# sound and smell coming from the engine



## newbuy (Aug 20, 2005)

I have 1998 Altima GXE . Recently some sort of frictious sound started coming from the engine and also burning smell .
I got it checked up by a mechanic and he said the water pump was faulty and needed to be replaced . But since the temp of engine was normal , I wanted to get it checked up by another guy . This mechanic said that the water pump was all normal , but the belts were all cracked up .
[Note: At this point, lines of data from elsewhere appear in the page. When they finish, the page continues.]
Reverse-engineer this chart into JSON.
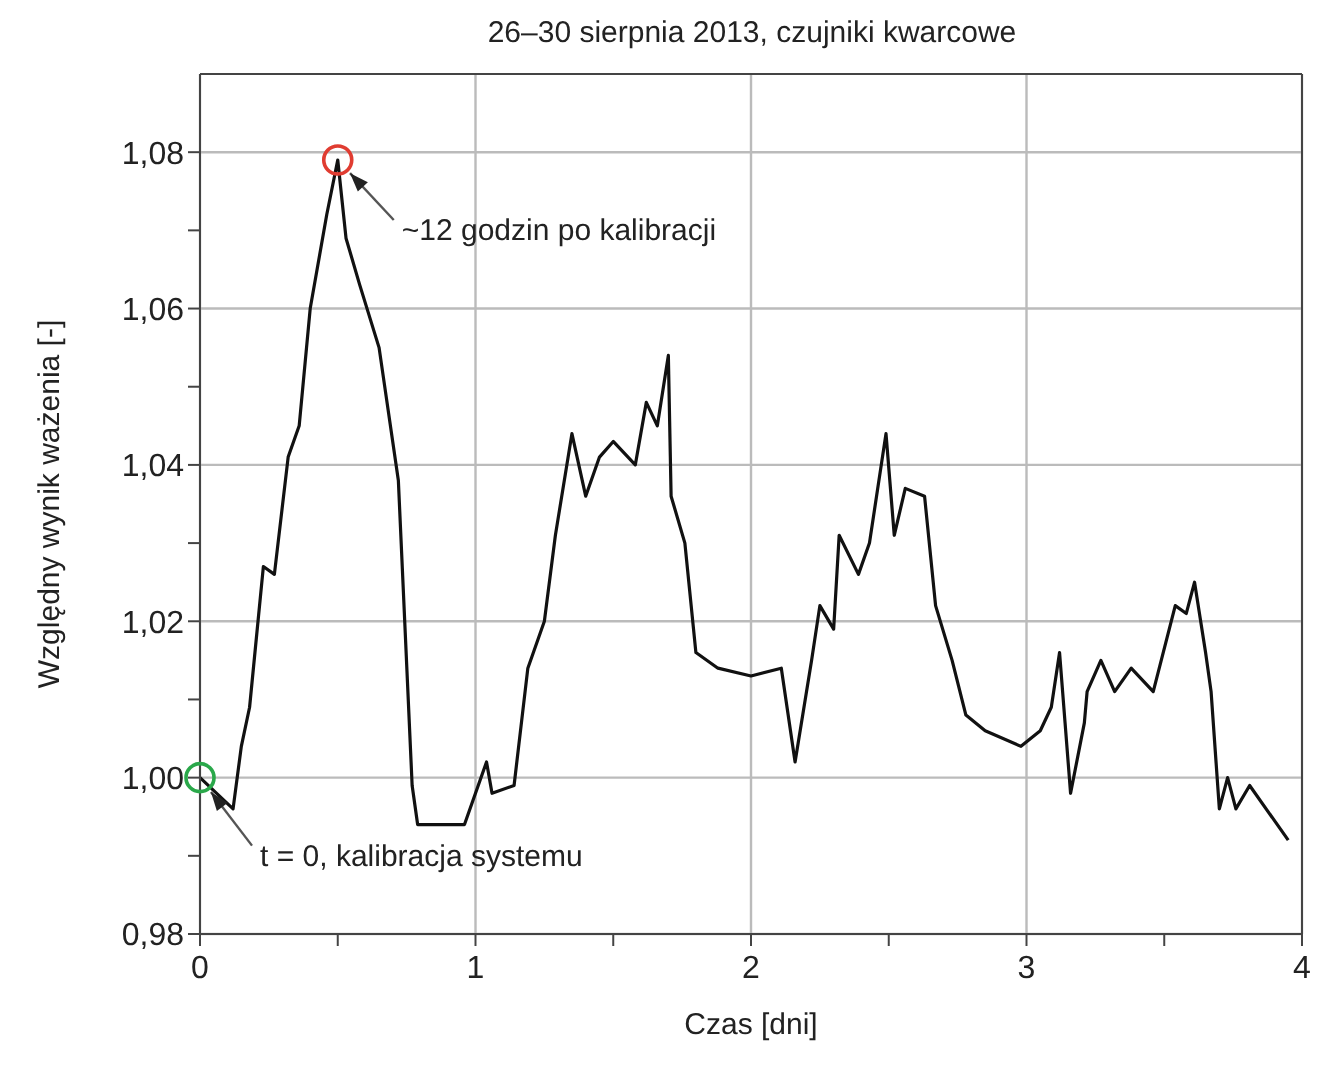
{
  "chart_data": {
    "type": "line",
    "title": "26–30 sierpnia 2013, czujniki kwarcowe",
    "xlabel": "Czas [dni]",
    "ylabel": "Względny wynik ważenia [-]",
    "xlim": [
      0,
      4
    ],
    "xticks": [
      0,
      {
        "value": 0.5,
        "label": null
      },
      1,
      {
        "value": 1.5,
        "label": null
      },
      2,
      {
        "value": 2.5,
        "label": null
      },
      3,
      {
        "value": 3.5,
        "label": null
      },
      4
    ],
    "ylim": [
      0.98,
      1.09
    ],
    "yticks": [
      {
        "value": 0.98,
        "label": "0,98"
      },
      {
        "value": 0.99,
        "label": null
      },
      {
        "value": 1.0,
        "label": "1,00"
      },
      {
        "value": 1.01,
        "label": null
      },
      {
        "value": 1.02,
        "label": "1,02"
      },
      {
        "value": 1.03,
        "label": null
      },
      {
        "value": 1.04,
        "label": "1,04"
      },
      {
        "value": 1.05,
        "label": null
      },
      {
        "value": 1.06,
        "label": "1,06"
      },
      {
        "value": 1.07,
        "label": null
      },
      {
        "value": 1.08,
        "label": "1,08"
      }
    ],
    "grid": true,
    "marker": "none",
    "line_style": "solid",
    "series": [
      {
        "color": "#111111",
        "x": [
          0,
          0.12,
          0.15,
          0.18,
          0.23,
          0.27,
          0.32,
          0.36,
          0.4,
          0.46,
          0.5,
          0.53,
          0.58,
          0.65,
          0.72,
          0.77,
          0.79,
          0.96,
          1.04,
          1.06,
          1.14,
          1.19,
          1.25,
          1.29,
          1.35,
          1.4,
          1.45,
          1.5,
          1.58,
          1.62,
          1.66,
          1.7,
          1.71,
          1.76,
          1.8,
          1.88,
          2.0,
          2.11,
          2.16,
          2.22,
          2.25,
          2.3,
          2.32,
          2.39,
          2.43,
          2.49,
          2.52,
          2.56,
          2.63,
          2.67,
          2.73,
          2.78,
          2.85,
          2.98,
          3.05,
          3.09,
          3.12,
          3.14,
          3.16,
          3.21,
          3.22,
          3.27,
          3.32,
          3.38,
          3.46,
          3.54,
          3.58,
          3.61,
          3.65,
          3.67,
          3.7,
          3.73,
          3.76,
          3.81,
          3.95
        ],
        "values": [
          1.0,
          0.996,
          1.004,
          1.009,
          1.027,
          1.026,
          1.041,
          1.045,
          1.06,
          1.072,
          1.079,
          1.069,
          1.063,
          1.055,
          1.038,
          0.999,
          0.994,
          0.994,
          1.002,
          0.998,
          0.999,
          1.014,
          1.02,
          1.031,
          1.044,
          1.036,
          1.041,
          1.043,
          1.04,
          1.048,
          1.045,
          1.054,
          1.036,
          1.03,
          1.016,
          1.014,
          1.013,
          1.014,
          1.002,
          1.015,
          1.022,
          1.019,
          1.031,
          1.026,
          1.03,
          1.044,
          1.031,
          1.037,
          1.036,
          1.022,
          1.015,
          1.008,
          1.006,
          1.004,
          1.006,
          1.009,
          1.016,
          1.007,
          0.998,
          1.007,
          1.011,
          1.015,
          1.011,
          1.014,
          1.011,
          1.022,
          1.021,
          1.025,
          1.016,
          1.011,
          0.996,
          1.0,
          0.996,
          0.999,
          0.992
        ]
      }
    ],
    "annotations": [
      {
        "text": "t = 0, kalibracja systemu",
        "x": 0,
        "y": 1.0
      },
      {
        "text": "~12 godzin po kalibracji",
        "x": 0.5,
        "y": 1.079
      }
    ]
  }
}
Could anyone give their expert advice.


----------



## Asleep (Jan 19, 2003)

newbuy said:


> I have 1998 Altima GXE . Recently some sort of frictious sound started coming from the engine and also burning smell .
> I got it checked up by a mechanic and he said the water pump was faulty and needed to be replaced . But since the temp of engine was normal , I wanted to get it checked up by another guy . This mechanic said that the water pump was all normal , but the belts were all cracked up .
> 
> Could anyone give their expert advice.


get in there and look for leaks. look for leaks that could be dripping onto the exhaust and/or leaks that are getting flung around the engine bay.


----------



## newbuy (Aug 20, 2005)

Checked for leaks , but couldnt find anything .

Another guy was sayin that the smell is coming from the alternator .


----------



## tcratboy321 (Apr 11, 2005)

its your ac belt hittin your other belts... happens to most altimas.... turn on your ac to full blast and rev the car to 5000 rpms and then let off... if you hear the sqealing then its your ac belt wich needs to be replaced or tightened


----------



## newbuy (Aug 20, 2005)

tcratboy321 said:


> its your ac belt hittin your other belts... happens to most altimas.... turn on your ac to full blast and rev the car to 5000 rpms and then let off... if you hear the sqealing then its your ac belt wich needs to be replaced or tightened


But i hear the squeeling and whirring sound even when the AC is not on.!!


----------